I groan when I can feel his erection against mine.

As we groan and sweat and stick together I try not to think about what will happen in the future. I concentrate on the moment and the closeness and the need in both of us.

I have an ache inside.

An ache.

I'm not sure if you can call it healing each other. I'm not sure what it is at all. Maybe it is escaping...


I let Ray drive and twist in my seat to watch the town get smaller and smaller. I never could say it's name. Never got the hang of the Inuit stuff. All I packed was a duffle bag. A few tunes. The boom box.

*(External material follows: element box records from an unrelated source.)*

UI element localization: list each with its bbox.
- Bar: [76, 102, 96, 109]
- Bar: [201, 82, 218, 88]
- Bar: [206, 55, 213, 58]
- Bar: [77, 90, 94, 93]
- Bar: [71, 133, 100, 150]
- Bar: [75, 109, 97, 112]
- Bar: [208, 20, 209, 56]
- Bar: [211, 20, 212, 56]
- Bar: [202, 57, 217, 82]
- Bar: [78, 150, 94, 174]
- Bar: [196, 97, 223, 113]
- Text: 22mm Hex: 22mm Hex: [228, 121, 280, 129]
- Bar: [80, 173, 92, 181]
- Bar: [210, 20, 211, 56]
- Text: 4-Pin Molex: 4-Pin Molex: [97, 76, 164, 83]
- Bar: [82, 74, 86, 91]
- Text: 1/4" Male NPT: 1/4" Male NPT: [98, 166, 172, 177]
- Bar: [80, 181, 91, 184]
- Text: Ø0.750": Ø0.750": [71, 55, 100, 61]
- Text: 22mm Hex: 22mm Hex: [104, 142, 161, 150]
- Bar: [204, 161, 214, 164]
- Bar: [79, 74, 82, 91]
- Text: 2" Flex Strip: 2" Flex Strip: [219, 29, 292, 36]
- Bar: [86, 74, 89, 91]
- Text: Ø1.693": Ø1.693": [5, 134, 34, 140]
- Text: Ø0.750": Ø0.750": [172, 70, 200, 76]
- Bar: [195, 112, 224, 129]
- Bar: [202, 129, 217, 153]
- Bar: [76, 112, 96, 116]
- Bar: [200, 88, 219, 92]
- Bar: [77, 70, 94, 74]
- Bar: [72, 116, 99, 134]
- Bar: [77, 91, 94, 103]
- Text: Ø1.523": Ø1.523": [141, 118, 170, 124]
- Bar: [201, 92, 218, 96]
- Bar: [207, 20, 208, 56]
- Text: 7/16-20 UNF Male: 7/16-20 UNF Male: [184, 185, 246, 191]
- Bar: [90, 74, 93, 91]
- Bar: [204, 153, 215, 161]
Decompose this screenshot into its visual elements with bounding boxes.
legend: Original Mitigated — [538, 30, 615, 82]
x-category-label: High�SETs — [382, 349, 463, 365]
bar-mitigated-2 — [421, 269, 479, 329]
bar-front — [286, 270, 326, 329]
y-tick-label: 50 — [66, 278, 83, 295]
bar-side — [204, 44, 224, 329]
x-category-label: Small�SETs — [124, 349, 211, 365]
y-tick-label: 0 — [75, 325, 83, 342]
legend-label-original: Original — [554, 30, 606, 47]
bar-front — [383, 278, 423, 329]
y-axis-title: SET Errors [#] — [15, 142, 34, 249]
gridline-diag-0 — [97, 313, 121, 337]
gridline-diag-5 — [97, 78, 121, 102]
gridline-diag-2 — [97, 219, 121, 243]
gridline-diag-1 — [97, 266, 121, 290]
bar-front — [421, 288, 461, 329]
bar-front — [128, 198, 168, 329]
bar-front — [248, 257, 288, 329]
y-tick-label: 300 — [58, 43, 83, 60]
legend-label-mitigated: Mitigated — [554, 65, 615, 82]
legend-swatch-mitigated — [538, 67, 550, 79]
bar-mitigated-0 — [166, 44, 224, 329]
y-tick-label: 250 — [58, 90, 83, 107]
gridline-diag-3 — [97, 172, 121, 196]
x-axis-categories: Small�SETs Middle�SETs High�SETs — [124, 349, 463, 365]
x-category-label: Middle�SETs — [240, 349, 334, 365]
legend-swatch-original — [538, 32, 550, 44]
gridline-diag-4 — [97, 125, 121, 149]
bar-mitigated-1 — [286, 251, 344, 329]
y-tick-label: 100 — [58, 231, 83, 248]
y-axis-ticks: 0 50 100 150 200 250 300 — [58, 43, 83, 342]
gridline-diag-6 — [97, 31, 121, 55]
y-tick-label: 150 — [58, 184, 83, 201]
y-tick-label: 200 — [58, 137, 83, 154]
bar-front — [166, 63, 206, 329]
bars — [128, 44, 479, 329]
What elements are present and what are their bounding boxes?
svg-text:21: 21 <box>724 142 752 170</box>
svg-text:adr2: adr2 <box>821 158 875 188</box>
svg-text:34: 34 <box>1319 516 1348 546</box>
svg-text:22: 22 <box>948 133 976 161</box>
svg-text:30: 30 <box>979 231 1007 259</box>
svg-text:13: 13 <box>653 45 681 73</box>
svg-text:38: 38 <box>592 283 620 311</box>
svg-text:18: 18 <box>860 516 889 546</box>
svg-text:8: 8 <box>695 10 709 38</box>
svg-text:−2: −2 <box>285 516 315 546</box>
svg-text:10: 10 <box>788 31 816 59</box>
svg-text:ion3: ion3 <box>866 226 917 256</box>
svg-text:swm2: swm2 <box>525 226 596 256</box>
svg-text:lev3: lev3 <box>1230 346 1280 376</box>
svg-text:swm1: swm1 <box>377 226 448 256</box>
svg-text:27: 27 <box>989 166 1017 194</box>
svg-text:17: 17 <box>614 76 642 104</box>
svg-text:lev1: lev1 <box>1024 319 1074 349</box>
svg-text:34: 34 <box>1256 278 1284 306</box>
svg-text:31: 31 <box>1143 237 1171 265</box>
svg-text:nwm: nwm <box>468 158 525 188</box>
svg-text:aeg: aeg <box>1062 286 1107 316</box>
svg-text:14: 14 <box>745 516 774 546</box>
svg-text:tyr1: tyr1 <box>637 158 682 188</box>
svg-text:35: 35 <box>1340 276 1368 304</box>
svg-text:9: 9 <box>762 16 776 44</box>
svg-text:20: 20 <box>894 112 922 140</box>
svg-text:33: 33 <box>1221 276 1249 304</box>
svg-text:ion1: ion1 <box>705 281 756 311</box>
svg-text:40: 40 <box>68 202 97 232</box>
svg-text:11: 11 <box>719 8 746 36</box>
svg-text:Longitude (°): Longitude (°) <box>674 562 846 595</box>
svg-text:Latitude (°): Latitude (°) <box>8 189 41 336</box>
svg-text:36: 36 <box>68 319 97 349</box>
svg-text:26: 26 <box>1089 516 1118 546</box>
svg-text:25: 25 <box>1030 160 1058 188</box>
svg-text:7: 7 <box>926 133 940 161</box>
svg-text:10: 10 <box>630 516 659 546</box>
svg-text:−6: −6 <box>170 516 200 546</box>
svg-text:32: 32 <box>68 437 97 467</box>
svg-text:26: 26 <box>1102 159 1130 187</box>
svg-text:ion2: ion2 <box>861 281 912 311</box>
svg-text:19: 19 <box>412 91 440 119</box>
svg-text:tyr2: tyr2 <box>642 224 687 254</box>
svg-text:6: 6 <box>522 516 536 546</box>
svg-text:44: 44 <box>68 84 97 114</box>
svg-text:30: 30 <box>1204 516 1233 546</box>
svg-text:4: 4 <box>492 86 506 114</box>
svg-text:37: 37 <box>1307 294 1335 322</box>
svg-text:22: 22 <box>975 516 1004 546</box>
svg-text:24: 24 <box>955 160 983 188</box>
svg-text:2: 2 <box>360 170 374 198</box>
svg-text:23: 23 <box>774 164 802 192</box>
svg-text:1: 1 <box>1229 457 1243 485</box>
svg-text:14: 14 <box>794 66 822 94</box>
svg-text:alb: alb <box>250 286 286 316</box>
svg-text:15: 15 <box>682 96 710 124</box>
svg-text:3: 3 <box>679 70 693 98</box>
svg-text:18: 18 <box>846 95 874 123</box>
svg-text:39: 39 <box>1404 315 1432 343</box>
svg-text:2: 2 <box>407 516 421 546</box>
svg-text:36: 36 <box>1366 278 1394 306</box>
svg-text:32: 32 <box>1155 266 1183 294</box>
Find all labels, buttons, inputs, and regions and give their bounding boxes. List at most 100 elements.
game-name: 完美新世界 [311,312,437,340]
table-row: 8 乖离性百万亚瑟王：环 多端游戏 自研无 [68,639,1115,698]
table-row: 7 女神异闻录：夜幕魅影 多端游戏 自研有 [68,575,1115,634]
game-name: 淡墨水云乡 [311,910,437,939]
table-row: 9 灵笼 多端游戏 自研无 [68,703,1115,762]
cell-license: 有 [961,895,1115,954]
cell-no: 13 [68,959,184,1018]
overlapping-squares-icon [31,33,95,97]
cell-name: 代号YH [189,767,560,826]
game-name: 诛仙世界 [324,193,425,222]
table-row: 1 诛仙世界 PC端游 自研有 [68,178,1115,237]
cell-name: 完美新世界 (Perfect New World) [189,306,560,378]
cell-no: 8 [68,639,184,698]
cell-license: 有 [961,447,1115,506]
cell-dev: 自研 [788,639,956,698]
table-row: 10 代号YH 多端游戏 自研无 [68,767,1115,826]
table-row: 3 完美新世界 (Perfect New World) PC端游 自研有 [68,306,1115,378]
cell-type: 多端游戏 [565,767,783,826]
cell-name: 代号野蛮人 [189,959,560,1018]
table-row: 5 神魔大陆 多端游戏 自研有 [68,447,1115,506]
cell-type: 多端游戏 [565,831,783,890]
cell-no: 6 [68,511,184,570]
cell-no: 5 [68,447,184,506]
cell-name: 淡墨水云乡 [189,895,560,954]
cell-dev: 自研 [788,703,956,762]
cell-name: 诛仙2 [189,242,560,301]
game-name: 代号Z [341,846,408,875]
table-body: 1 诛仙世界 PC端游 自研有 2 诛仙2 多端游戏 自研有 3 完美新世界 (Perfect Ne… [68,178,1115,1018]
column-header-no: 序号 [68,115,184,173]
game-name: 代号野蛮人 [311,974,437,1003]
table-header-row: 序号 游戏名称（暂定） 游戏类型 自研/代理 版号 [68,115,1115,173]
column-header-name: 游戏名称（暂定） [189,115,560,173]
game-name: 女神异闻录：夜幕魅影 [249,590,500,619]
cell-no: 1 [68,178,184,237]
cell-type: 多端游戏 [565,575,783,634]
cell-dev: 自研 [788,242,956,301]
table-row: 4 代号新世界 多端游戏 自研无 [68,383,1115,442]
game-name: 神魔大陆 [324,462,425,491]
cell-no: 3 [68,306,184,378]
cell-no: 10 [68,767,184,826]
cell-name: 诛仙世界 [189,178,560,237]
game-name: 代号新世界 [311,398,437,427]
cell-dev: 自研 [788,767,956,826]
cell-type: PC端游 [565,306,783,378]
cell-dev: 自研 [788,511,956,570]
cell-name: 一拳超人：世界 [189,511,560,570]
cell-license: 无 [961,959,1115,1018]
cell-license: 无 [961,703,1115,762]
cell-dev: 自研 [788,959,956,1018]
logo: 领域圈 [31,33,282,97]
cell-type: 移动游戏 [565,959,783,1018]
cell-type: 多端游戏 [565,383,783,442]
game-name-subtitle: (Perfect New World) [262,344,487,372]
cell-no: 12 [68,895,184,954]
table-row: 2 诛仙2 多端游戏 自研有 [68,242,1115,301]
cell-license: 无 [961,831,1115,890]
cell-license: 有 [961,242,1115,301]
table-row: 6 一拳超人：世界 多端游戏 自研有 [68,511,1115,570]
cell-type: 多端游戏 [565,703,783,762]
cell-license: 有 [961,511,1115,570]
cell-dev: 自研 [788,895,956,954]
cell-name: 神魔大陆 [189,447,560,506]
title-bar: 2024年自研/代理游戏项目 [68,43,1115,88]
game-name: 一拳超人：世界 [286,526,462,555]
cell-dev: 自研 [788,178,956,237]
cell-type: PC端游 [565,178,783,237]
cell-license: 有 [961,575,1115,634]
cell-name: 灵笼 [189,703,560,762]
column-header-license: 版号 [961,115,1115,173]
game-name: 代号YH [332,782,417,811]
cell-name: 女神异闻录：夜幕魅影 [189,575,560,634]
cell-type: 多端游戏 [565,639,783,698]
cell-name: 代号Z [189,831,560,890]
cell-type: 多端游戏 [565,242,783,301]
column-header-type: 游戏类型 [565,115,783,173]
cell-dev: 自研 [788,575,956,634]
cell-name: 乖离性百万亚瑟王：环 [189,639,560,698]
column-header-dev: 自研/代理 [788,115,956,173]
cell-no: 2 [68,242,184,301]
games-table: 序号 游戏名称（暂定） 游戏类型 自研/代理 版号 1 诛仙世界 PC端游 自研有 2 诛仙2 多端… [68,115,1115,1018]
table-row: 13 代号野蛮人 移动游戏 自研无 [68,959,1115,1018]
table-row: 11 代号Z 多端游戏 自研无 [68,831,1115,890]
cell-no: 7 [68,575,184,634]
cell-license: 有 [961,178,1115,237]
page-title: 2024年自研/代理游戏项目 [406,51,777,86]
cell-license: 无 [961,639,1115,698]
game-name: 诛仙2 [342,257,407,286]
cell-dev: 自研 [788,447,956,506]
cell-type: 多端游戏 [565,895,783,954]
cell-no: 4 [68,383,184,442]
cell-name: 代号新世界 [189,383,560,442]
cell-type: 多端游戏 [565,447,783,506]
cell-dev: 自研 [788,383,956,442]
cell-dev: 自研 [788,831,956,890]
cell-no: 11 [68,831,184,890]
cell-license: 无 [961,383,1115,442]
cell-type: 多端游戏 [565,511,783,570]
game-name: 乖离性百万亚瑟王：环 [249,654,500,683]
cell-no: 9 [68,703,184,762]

I am escaping. With Ray Vecchio.

I smile.

Is it right to feel so happy leaving the place behind that you made a home with your late husband? Shouldn't I feel sad? But I don't want to have to think about Fraser anymore. I want to think about...anything else but Fraser. Is it so wrong to be happy that I'm free?

"Where do you want to go?" Ray asks.

I keep my back to him still watching the town disappear slowly behind us.

"South. I want to go south." I answer.

"Okay."

I stare out of the back window. Stare and stare. Those aren't tears prickling the inside of my eyelids. I watch until the town becomes a speck on the horizon -- it is then that I turn to face forward and the long road ahead.